Der Senat unterstellt seiner Entscheidung, daß die Widerspruchsmarke aufgrund ihrer langjährigen, intensiven Benutzung und der nicht im Streit stehenden Marktstellung für Mundwässer über eine gesteigerte Kennzeichnungskraft und einen überdurchschnittlichen Schutzumfang verfügt (vgl auch PAVIS PROMA, Kliems, BPatG 30 W (pat) 194, 96 AUDOR = ODOL und 25 W (pat) 145/97 ARTHRODOL ­ ODOL). Soweit die Widersprechende sich darüber hinaus darauf beruft, bei der Widerspruchsmarke handele es sich um eine berühmte Marke mit einem sehr weiten Schutzumfang, ist die insoweit vorauszusetzende Verkehrsbekanntheit weder gerichtsbekannt noch sind die hierzu erforderlichen tatsächlichen Anhaltspunkte aufgrund der vorgelegten Unterlagen oder sonstiger nicht im Streit stehender Tatsachen liquide (vgl hierzu Althammer/Ströbele, MarkenG, 5. Aufl, § 9 Rdn 116; BPatG GRUR 1997, 840, 842, 843 - Lindora/Linola).

Die insoweit von der Widersprechenden vorgelegten Unterlagen über die in den Jahren 1997 bis 1999 erzielten "Marktanteile (Wert)" für Mundwässer sowie die für den Zeitraum 1992 bis 1998 angegebenen Waren- und Werbeumsätze bilden jedenfalls keine ausreichende tatsächliche Grundlage für eine abweichende Beurteilung und die von der Widersprechenden hieraus abgeleitete Rechtsansicht, wenn die erzielten Umsätze und die getätigten Werbeaufwendungen auch durchaus beachtlich erscheinen.

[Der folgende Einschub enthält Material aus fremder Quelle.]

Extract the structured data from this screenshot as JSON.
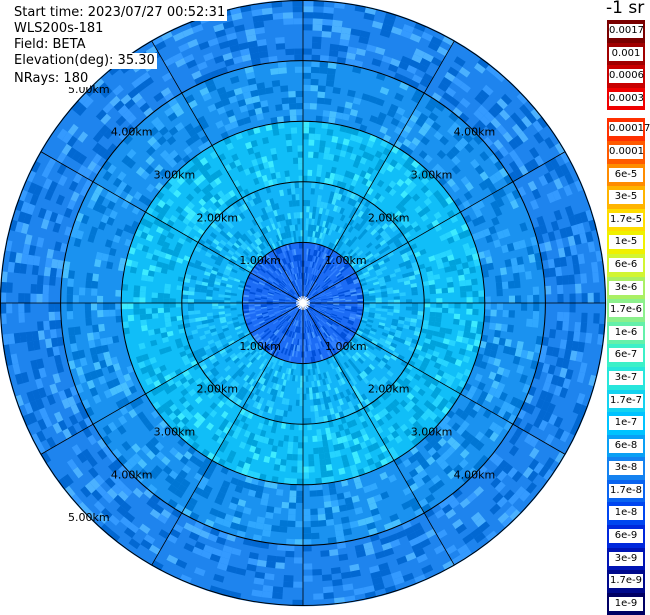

So stellen Umsatzzahlen bereits regelmäßig keine ausreichende Grundlage für die Beurteilung der Kennzeichnungskraft einer Marke dar, da selbst umsatzstarke Marken nicht besonders bekannt sein müssen, wie andererseits Marken trotz relativ geringer Umsätze mit den gekennzeichneten Produkte sehr bekannt sein können. Auch lassen die für die Jahre 1997 bis 1999 für Mundwässer vorgelegten Angaben über erzielte Marktanteile keinen hinreichenden Rückschluß darauf zu, ob die Voraussetzungen für die Anerkennung einer hieraus ableitbaren Erhöhung des Schutzumfangs der Widerspruchsmarke in diesem Warenbereich bereits zum maßgeblichen Zeitpunkt der Anmeldung der angegriffenen Marke bestanden haben, also am 15. Februar 1995, wie auch im Zeitpunkt der Entscheidung noch bestehen, was jedoch erforderlich gewesen wäre (vgl hierzu Althammer/Ströbele, MarkenG, 5. Aufl, § 9 Rdn 21; BPatG GRUR aaO, - Lindora / Linola). Im übrigen sind auch prozentuale Angaben von Marktanteilen um so weniger aussagekräftig, je enger der Warenbegriff gezogen wird (vgl auch PAVIS PROMA, Knoll, BPatG 30 W (pat) 312/93 - REDUCHOL ­ RECATOL N) und erfordern auch die Angabe der zugrundeliegenden sonstigen Bezugsgrößen, insbesondere wenn - wie vorliegend - erst eine nähere Bestimmung der Art und des Wertes der in Bezug gesetzten Konkurrenzprodukte der hierauf bezogenen Angabe von Marktanteilen eines Produkts (hier ca 76 % bis 80 %) Aussagekraft für die hieraus resultierende Bekanntheit einer Marke verleihen kann. Auch hier kann im übrigen nicht allgemein und abstrakt bestimmt werden, bei welchem Prozentsatz etwa die Bejahung einer hohen Kennzeichnungskraft gerechtfertigt ist (vgl EUGH MarkenR 1999, 236, 239 Lloyds / Loints).

Dies gilt auch hinsichtlich der ohne nähere Spezifizierung angegebenen Werbeaufwendungen, die nicht erkennen lassen, auf welche einzelnen Werbemaßnahmen sie sich beziehen und welche Auswirkung ihnen auf die Verkehrsauffassung zukommen soll und deshalb nur begrenzte Rückschlüsse auf die durch Werbung erzielte Verkehrsbekanntheit der Marke zulassen.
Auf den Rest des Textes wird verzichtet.